The Detroit Diesel Corporation (DDC) first began back in 1938 during the great depression and still remains a successful company to date. DDC is a manufacturer of American made heavy-duty engines and chassis components for the highway and vocational commercial truck markets. Their product line includes diesel engines, transmissions, and axles. Their manufacturer headquarters are located in Detroit, Michigan. DDC is a subsidiary of Daimler Trucks North America, a company owned by the German Daimler AG. Throughout the years, Detroit Diesel has continued to expand and produce reliable, heavy duty trucks for commercial use. Later on, Detroit Diesel started producing smaller, two-cycle engines originally developed by the GM Research Division. GM then formed General Motors Diesel Division (GMDD) for its Detroit and Cleveland diesel products marketed to the average consumer rather than the large scale market. Since 1939, Detroit Diesel has built more than 5 million engines with more than 1 million of those engines still in use to date.

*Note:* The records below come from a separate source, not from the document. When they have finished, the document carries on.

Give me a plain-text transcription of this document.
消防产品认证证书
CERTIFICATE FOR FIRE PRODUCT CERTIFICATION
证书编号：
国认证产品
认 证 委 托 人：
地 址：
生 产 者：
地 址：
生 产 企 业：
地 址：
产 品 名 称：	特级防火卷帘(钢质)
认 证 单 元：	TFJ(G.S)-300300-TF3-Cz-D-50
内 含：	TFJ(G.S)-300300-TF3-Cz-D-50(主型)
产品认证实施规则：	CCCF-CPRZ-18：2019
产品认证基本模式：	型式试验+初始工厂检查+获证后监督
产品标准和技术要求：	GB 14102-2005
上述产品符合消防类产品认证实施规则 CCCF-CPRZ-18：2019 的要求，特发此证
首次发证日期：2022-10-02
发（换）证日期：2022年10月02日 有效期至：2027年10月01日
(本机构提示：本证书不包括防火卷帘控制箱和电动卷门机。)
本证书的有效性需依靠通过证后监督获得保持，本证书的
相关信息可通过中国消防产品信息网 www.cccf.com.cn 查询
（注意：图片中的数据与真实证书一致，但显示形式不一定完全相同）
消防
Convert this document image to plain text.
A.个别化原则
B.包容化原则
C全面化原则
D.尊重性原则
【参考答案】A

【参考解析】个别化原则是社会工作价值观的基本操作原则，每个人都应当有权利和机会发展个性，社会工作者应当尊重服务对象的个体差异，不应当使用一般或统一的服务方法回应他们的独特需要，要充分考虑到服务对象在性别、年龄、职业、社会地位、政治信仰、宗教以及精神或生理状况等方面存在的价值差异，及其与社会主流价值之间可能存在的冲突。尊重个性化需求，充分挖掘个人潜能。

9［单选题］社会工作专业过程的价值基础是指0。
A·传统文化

Detroit Diesel and World War II to Today

During World War II there was a dire need for compact, lightweight, two-cycle engines for tanks, road building equipment, tanks and standby generators. In 1943 Detroit Diesel produced 57,892 engines after employing 4,300 people with more than 1,400 of them women. At this time they launched the Series 110 engines which were used in rail cars, construction equipment and power generators. Later in the 1950s, the use of GM’s Detroit Diesel spread across the commercial world after succeeding in the wide use of their engines in military applications. Heavy-duty engines needed for long-distance trucks were developed and soon after, a network of independent, authorized dealers and distributors was created worldwide to enable these products to be serviced and repaired. The Series 53 engine was created in 1957 by Detroit Diesel, putting the Series 71 engines to use for both on-highway and off-road use. Now the majority of all Series designed engine parts were interchangeable which facilitated production of many different models with varying horsepower, which was done by adding more cylinders. All during the 1960s sales tripled and for about 20 years after sales continued to increase. In 1965, Detroit Diesel first introduced the Series 149 engine used in workboats, 100 ton-plus mining trucks and push boats. During the energy crisis around 1974, a more fuel efficient Series 92 engine was introduced, creating a fuel savings of 10-20% over previous models with the same horsepower. These engines were now impossible to compete with. In 1980 DD produced their first four-cycle engine, later on to be the company's most well known engine, the Series 60. This was the first production engine with electronic controls as an integrated standard feature. This engine was cleaner and much more fuel-efficient than their previous heavy-duty engines, therefore it became the biggest selling Class 8 truck diesel engine in the North American market. Detroit Diesel built its 4 millionth engine in 1999. In 2005, Detroit Diesel Corporation invested $350 million in order to refurbish and retool its plant. Soon after in 2007, the DD engine platform was born and the DD15 engine was first created. In 2010, the production of EPA certified engines began and in 2011 DDC was recognized as one of the only two Michigan Green Leaders.